夏祭りには絶対浴衣で参加すること。

それが日葵との約束。

あの時名乗りではしなかったけれど、あたしも浴衣なんて持っていなかった。

つまり、働いて買うしかなかった。

バイト代の一部を自分の衣服代に使うのは一体いつぶりだろう。

中2くらいから全ての成長が止まってしまったあたしは、ヨレヨレになって、もうさすがに外出時に着られないだろうってなるまでは洋服を着続けることにしている。

つまり、衣服代を節約しているということ。

というのも全て将来のため。

特にやりたいこともないあたしは、どんな方向に転んでも対応出来るようにお金と知識だけは少しずつでも蓄えておこうって思ってる。

イコールバイトも勉強もきちんとやる、ってこと。

あたしは花火大会までの1週間はほぼ毎日シフトに入り、レジやら品出しやらを必死に行った。

一生懸命働いたお金が1年に1度しか着ない浴衣に消えていくのは倹約家(悪く言えばケチ)のあたしにとってはかなり痛い事実だった。

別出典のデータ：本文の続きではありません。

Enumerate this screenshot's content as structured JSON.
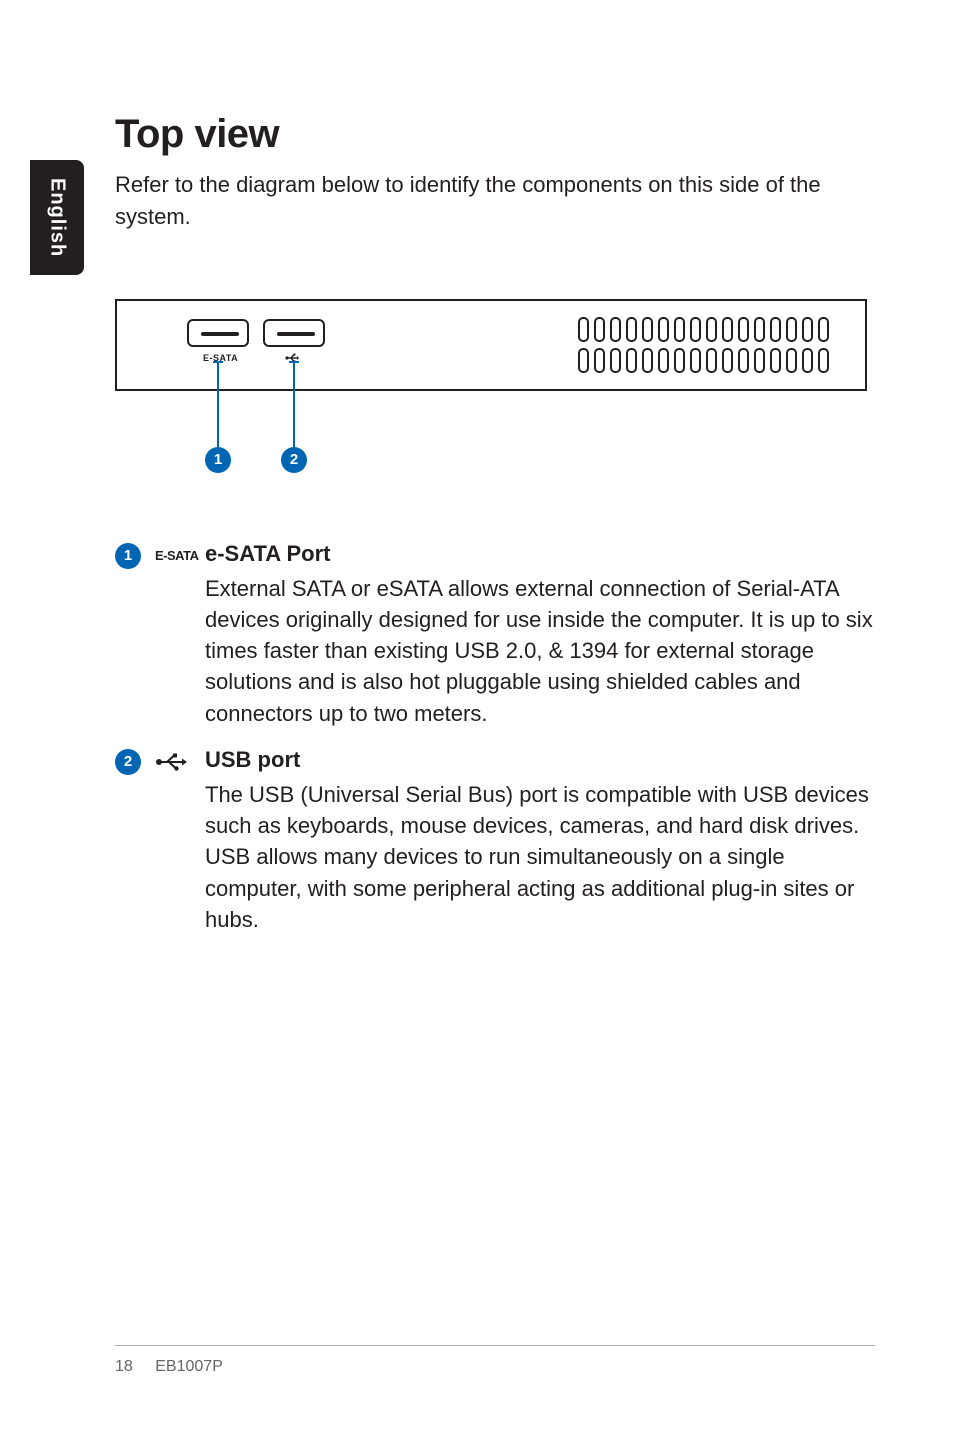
{
  "sideTab": "English",
  "heading": "Top view",
  "intro": "Refer to the diagram below to identify the components on this side of the system.",
  "diagram": {
    "port1_label": "E-SATA",
    "port2_label": "⇠",
    "callout1": "1",
    "callout2": "2",
    "vent_cols": 16,
    "vent_rows": 2
  },
  "items": [
    {
      "num": "1",
      "icon": "E-SATA",
      "title": "e-SATA Port",
      "text": "External SATA or eSATA allows external connection of Serial-ATA devices originally designed for use inside the computer. It is up to six times faster than existing USB 2.0, & 1394 for external storage solutions and is also hot pluggable using shielded cables and connectors up to two meters."
    },
    {
      "num": "2",
      "icon": "usb",
      "title": "USB port",
      "text": "The USB (Universal Serial Bus) port is compatible with USB devices such as keyboards, mouse devices, cameras, and hard disk drives. USB allows many devices to run simultaneously on a single computer, with some peripheral acting as additional plug-in sites or hubs."
    }
  ],
  "footer": {
    "page": "18",
    "model": "EB1007P"
  },
  "colors": {
    "accent": "#0066b3",
    "text": "#231f20",
    "bg": "#ffffff"
  }
}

けど、おばあちゃんと久しぶりにお出かけ出来たのは良かった。

足腰が弱ってあまり外に出たがらない祖母が自ら一緒に行きたいと言ってくれるなんて珍しいことで、同時にすごく嬉しかった。

祖母があたしに似合う浴衣を浴衣コーナーの隅から隅まで見て選んでくれて、あたしの胸はぽかぽかと温かくなった。